Foi Apenas Um Acidente podia se passar no Brasil, e isso já diz muito

A sensação depois de assistir Foi Apenas um Acidente é a de que parte da população iraniana não tem para onde correr. O longa dirigido por Jafar Panahi é bem interessante. Acima de tudo, pelo recado pacifista em meio a tanta violência que passa sua gente. E merece estar na briga por prêmios e tal.
Sem comparar (já meio comparando), a história que se passa no Irã também contém ingredientes políticos, situações que beiram o non sense, um humor na medida certa, e grande interpretação do protagonista, que traz a reboque o elenco.
Vahid Mobasseri, na pele de Vahid, parece tocar sua vida tranquilo, até escutar um barulho que imagina ser o mesmo feito pelo homem que o torturou.
Daí ele vai em busca de vingança, sequestra o cara, cujo apelido no Dops de lá era O Manco. Porém, diante das veementes negativas do homem - interpretado por Ebrahim Azizi - de que capturou a pessoa errada, ele recorre a um amigo para que confirme.
Dali em diante, o roteiro de Panahi apresenta um grupo heterogêneo. Umas quatro pessoas que também ficaram presas por um bom tempo e sofreram muito. Difícil não dar spoiler ou contar coisas que caracterizarão o longa de pouco mais de hora e meia (isso se não assistiu o trailer ou já não sabe mais ou menos), mas, tipo, entre as vítimas do suposto agente tem quem ache tudo uma loucura, quem quer acabar logo com o sequestrado, quem deseja realmente tirar a dúvida, e por aí vai. A solução nem sempre é fácil e unânime.
Quase uma Turma do Scooby-Doo, mas com ar de morbidade irônica.

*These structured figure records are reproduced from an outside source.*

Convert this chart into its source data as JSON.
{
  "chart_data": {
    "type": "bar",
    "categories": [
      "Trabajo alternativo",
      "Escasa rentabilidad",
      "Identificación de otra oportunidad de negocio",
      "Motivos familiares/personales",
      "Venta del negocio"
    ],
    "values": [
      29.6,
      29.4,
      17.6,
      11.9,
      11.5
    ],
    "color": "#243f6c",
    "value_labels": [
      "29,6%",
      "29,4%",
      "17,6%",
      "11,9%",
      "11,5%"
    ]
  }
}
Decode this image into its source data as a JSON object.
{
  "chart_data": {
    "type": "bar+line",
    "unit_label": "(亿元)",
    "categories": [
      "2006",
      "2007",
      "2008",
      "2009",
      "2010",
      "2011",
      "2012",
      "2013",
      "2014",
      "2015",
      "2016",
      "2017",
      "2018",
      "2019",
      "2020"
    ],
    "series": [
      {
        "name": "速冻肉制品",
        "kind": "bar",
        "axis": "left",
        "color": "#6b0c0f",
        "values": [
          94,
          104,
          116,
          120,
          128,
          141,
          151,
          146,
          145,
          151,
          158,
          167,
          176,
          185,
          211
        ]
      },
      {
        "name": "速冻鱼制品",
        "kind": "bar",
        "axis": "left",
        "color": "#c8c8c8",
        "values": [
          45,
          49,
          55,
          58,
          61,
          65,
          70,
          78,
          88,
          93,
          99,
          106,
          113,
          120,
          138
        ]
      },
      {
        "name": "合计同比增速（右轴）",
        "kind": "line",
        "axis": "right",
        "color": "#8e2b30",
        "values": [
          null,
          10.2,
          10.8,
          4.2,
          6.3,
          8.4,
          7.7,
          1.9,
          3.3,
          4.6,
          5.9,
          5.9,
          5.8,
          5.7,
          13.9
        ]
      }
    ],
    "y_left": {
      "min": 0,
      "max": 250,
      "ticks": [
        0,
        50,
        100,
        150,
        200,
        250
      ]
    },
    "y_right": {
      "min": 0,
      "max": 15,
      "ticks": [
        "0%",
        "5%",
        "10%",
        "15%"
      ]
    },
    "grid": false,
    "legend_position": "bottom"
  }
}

Foi Apenas um Acidente reserva dilemas morais (“não somos como eles”), (falta de) compaixão mesmo em cidadãs e cidadãos comuns, e, pra dar aquele tempero agridoce, humaniza a figura do acusado, ao exibir como um homem de família. Interpretada por Deinaz Najafi, a filha do Manco/Eghbal, manda muito bem nos momentos em que aparece.

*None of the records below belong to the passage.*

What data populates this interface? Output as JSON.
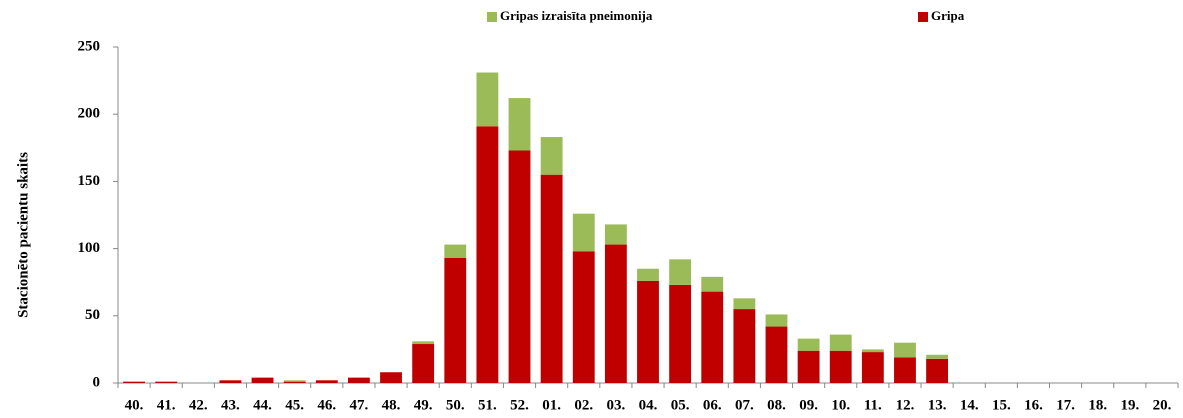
{
  "chart_data": {
    "type": "bar",
    "stacked": true,
    "y_label": "Stacionēto pacientu skaits",
    "categories": [
      "40.",
      "41.",
      "42.",
      "43.",
      "44.",
      "45.",
      "46.",
      "47.",
      "48.",
      "49.",
      "50.",
      "51.",
      "52.",
      "01.",
      "02.",
      "03.",
      "04.",
      "05.",
      "06.",
      "07.",
      "08.",
      "09.",
      "10.",
      "11.",
      "12.",
      "13.",
      "14.",
      "15.",
      "16.",
      "17.",
      "18.",
      "19.",
      "20."
    ],
    "series": [
      {
        "name": "Gripas izraisīta pneimonija",
        "color": "#9bbb59",
        "values": [
          0,
          0,
          0,
          0,
          0,
          1,
          0,
          0,
          0,
          2,
          10,
          40,
          39,
          28,
          28,
          15,
          9,
          19,
          11,
          8,
          9,
          9,
          12,
          2,
          11,
          3,
          0,
          0,
          0,
          0,
          0,
          0,
          0
        ]
      },
      {
        "name": "Gripa",
        "color": "#c00000",
        "values": [
          1,
          1,
          0,
          2,
          4,
          1,
          2,
          4,
          8,
          29,
          93,
          191,
          173,
          155,
          98,
          103,
          76,
          73,
          68,
          55,
          42,
          24,
          24,
          23,
          19,
          18,
          0,
          0,
          0,
          0,
          0,
          0,
          0
        ]
      }
    ],
    "ylim": [
      0,
      250
    ],
    "yticks": [
      0,
      50,
      100,
      150,
      200,
      250
    ],
    "grid": false
  }
}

As nuances na feitura do filme dão a ele um peso muito importante. Por conta da censura do regime iraniano, o longa foi filmado de forma clandestina. O próprio diretor já foi preso em 2022 e libertado no ano seguinte.
Vencedor da Palma de Ouro em Cannes, o filme é conduzido sem ir pelo caminho excessivo do drama. Mesmo que os relatos das pessoas torturadas sejam, no mínimo, desconfortáveis de escutar, a ideia é de resiliência e/ou de deixar a revolta em um canto fechado de suas emoções. Apesar dos traumas que ficam para sempre, as pessoas tentam tocar a vida. Talvez, o subalterno do governo também? Aí é que o bicho pega. O quanto de culpa tem quem alega “só ter cumprido ordens”? É justo os algozes viverem normalmente depois? Como se nada tivesse acontecido? Sem ao menos um pedido de desculpas? A simples lembrança aperta gatilhos doloridos.
Autoritarismo, tortura, métodos, falta de conexão com o outro, parecem ser inerentes a qualquer regime/governante desta excrescência, seja no Oriente, nas Américas, enfim, em qualquer canto do planeta.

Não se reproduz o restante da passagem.